Argentina football legend Diego Armando Maradona died on Wednesday at his home in Buenos Aires and the cause of death was confirmed by an autopsy on Thursday.
According to Mirror, Maradona died in his sleep after suffering heart failure which caused a pulmonary edema, a preliminary autopsy discovered.
Pulmonary edema is a condition caused by excess fluid in the lungs. This fluid collects in the numerous air sacs in the lungs, making it difficult to breathe. In most cases, heart problems cause pulmonary edema.
The football icon’s body arrived at the presidential palace in Argentina on Thursday as a country continues pays its last respects.
Grieving fans also gathered outside the Buenos Aires stadium in Argentina where Maradona started his career and which has since been renamed in his honour.
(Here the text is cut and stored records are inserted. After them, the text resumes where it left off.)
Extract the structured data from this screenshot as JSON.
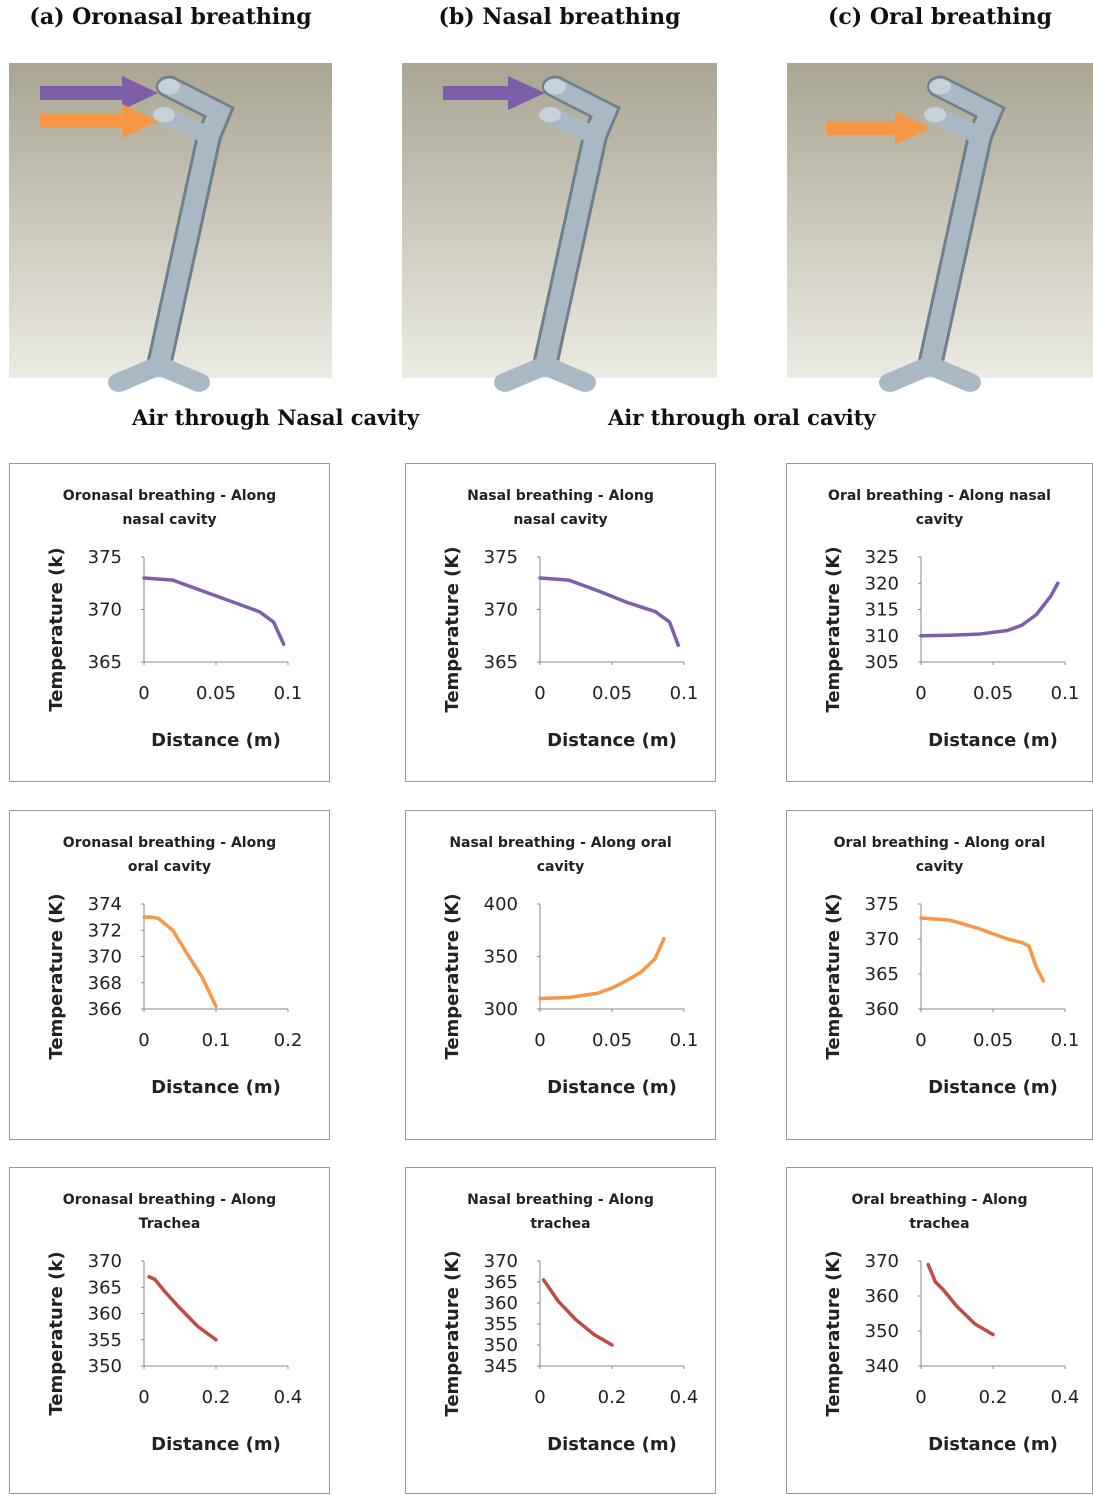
{
  "headers": [
    "(a) Oronasal breathing",
    "(b) Nasal breathing",
    "(c) Oral breathing"
  ],
  "legend": [
    "Air through Nasal cavity",
    "Air through oral cavity"
  ],
  "chart_data": [
    {
      "type": "line",
      "title": "Oronasal breathing - Along nasal cavity",
      "x_label": "Distance (m)",
      "y_label": "Temperature (k)",
      "color": "#7e5ea8",
      "x": [
        0,
        0.02,
        0.04,
        0.06,
        0.08,
        0.09,
        0.097
      ],
      "values": [
        373,
        372.8,
        371.8,
        370.8,
        369.8,
        368.8,
        366.7
      ],
      "xlim": [
        0,
        0.1
      ],
      "xticks": [
        0,
        0.05,
        0.1
      ],
      "ylim": [
        365,
        375
      ],
      "yticks": [
        365,
        370,
        375
      ],
      "grid": false
    },
    {
      "type": "line",
      "title": "Nasal breathing - Along nasal cavity",
      "x_label": "Distance (m)",
      "y_label": "Temperature (K)",
      "color": "#7e5ea8",
      "x": [
        0,
        0.02,
        0.04,
        0.06,
        0.08,
        0.09,
        0.096
      ],
      "values": [
        373,
        372.8,
        371.8,
        370.7,
        369.8,
        368.8,
        366.6
      ],
      "xlim": [
        0,
        0.1
      ],
      "xticks": [
        0,
        0.05,
        0.1
      ],
      "ylim": [
        365,
        375
      ],
      "yticks": [
        365,
        370,
        375
      ],
      "grid": false
    },
    {
      "type": "line",
      "title": "Oral breathing - Along nasal cavity",
      "x_label": "Distance (m)",
      "y_label": "Temperature (K)",
      "color": "#7e5ea8",
      "x": [
        0,
        0.02,
        0.04,
        0.06,
        0.07,
        0.08,
        0.09,
        0.095
      ],
      "values": [
        310,
        310.1,
        310.3,
        311,
        312,
        314,
        317.5,
        320
      ],
      "xlim": [
        0,
        0.1
      ],
      "xticks": [
        0,
        0.05,
        0.1
      ],
      "ylim": [
        305,
        325
      ],
      "yticks": [
        305,
        310,
        315,
        320,
        325
      ],
      "grid": false
    },
    {
      "type": "line",
      "title": "Oronasal breathing - Along oral cavity",
      "x_label": "Distance (m)",
      "y_label": "Temperature (K)",
      "color": "#f79646",
      "x": [
        0,
        0.01,
        0.02,
        0.04,
        0.06,
        0.08,
        0.1
      ],
      "values": [
        373,
        373,
        372.9,
        372,
        370.2,
        368.5,
        366.2
      ],
      "xlim": [
        0,
        0.2
      ],
      "xticks": [
        0,
        0.1,
        0.2
      ],
      "ylim": [
        366,
        374
      ],
      "yticks": [
        366,
        368,
        370,
        372,
        374
      ],
      "grid": false
    },
    {
      "type": "line",
      "title": "Nasal breathing - Along oral cavity",
      "x_label": "Distance (m)",
      "y_label": "Temperature (K)",
      "color": "#f79646",
      "x": [
        0,
        0.02,
        0.04,
        0.05,
        0.06,
        0.07,
        0.08,
        0.086
      ],
      "values": [
        310,
        311,
        315,
        320,
        327,
        335,
        348,
        367
      ],
      "xlim": [
        0,
        0.1
      ],
      "xticks": [
        0,
        0.05,
        0.1
      ],
      "ylim": [
        300,
        400
      ],
      "yticks": [
        300,
        350,
        400
      ],
      "grid": false
    },
    {
      "type": "line",
      "title": "Oral breathing - Along oral cavity",
      "x_label": "Distance (m)",
      "y_label": "Temperature (K)",
      "color": "#f79646",
      "x": [
        0,
        0.02,
        0.04,
        0.06,
        0.07,
        0.075,
        0.08,
        0.085
      ],
      "values": [
        373,
        372.7,
        371.5,
        370,
        369.5,
        369,
        366,
        364
      ],
      "xlim": [
        0,
        0.1
      ],
      "xticks": [
        0,
        0.05,
        0.1
      ],
      "ylim": [
        360,
        375
      ],
      "yticks": [
        360,
        365,
        370,
        375
      ],
      "grid": false
    },
    {
      "type": "line",
      "title": "Oronasal breathing - Along Trachea",
      "x_label": "Distance (m)",
      "y_label": "Temperature (k)",
      "color": "#be4b48",
      "x": [
        0.014,
        0.03,
        0.06,
        0.1,
        0.15,
        0.2
      ],
      "values": [
        367,
        366.5,
        364,
        361,
        357.5,
        355
      ],
      "xlim": [
        0,
        0.4
      ],
      "xticks": [
        0,
        0.2,
        0.4
      ],
      "ylim": [
        350,
        370
      ],
      "yticks": [
        350,
        355,
        360,
        365,
        370
      ],
      "grid": false
    },
    {
      "type": "line",
      "title": "Nasal breathing - Along trachea",
      "x_label": "Distance (m)",
      "y_label": "Temperature (K)",
      "color": "#be4b48",
      "x": [
        0.01,
        0.05,
        0.1,
        0.15,
        0.2
      ],
      "values": [
        365.5,
        360.5,
        356,
        352.5,
        350
      ],
      "xlim": [
        0,
        0.4
      ],
      "xticks": [
        0,
        0.2,
        0.4
      ],
      "ylim": [
        345,
        370
      ],
      "yticks": [
        345,
        350,
        355,
        360,
        365,
        370
      ],
      "grid": false
    },
    {
      "type": "line",
      "title": "Oral breathing - Along trachea",
      "x_label": "Distance (m)",
      "y_label": "Temperature (K)",
      "color": "#be4b48",
      "x": [
        0.02,
        0.04,
        0.06,
        0.1,
        0.15,
        0.2
      ],
      "values": [
        369,
        364,
        362,
        357,
        352,
        349
      ],
      "xlim": [
        0,
        0.4
      ],
      "xticks": [
        0,
        0.2,
        0.4
      ],
      "ylim": [
        340,
        370
      ],
      "yticks": [
        340,
        350,
        360,
        370
      ],
      "grid": false
    }
  ]
}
Maradona’s last words before he died on Wednesday were revealed by the Daily Mail on Thursday.
His words were ‘I feel sick’, it emerged yesterday as the world reeled from the shock of his death.
‘Me siento mal,’ he told his nephew – ‘I feel sick’ – before returning to bed in the Buenos Aires mansion in Argentina.
Maradona had come down for breakfast on Wednesday morning looking pale and complaining that he felt cold.
Later a nurse discovered the ‘football god’ was in bad condition and phoned for help but he was dead before paramedics could arrive.
Maradona is survived by five children, including his daughters Dalma, 33, and Ganina, 31, by his first and only wife Claudia Villafane, 58, to whom he was married from 1984 to 2004.
Widely regarded as one of the greatest players of all time, Maradona was one of the two joint winners of the FIFA Player of the 20th Century award.
His vision, passing, ball control and dribbling skills were combined with his small stature (1.65 metres (5 ft 5 in), which gave him a low centre of gravity allowing him to manoeuvre better than most other football players.
His presence and leadership on the field had a great effect on his team’s general performance, while he would often be singled out by the opposition.
In addition to his creative abilities, he possessed an eye for goal and was known to be a free-kick specialist.
The dead-ball specialist scored over 50 free-kicks in his illustrious career.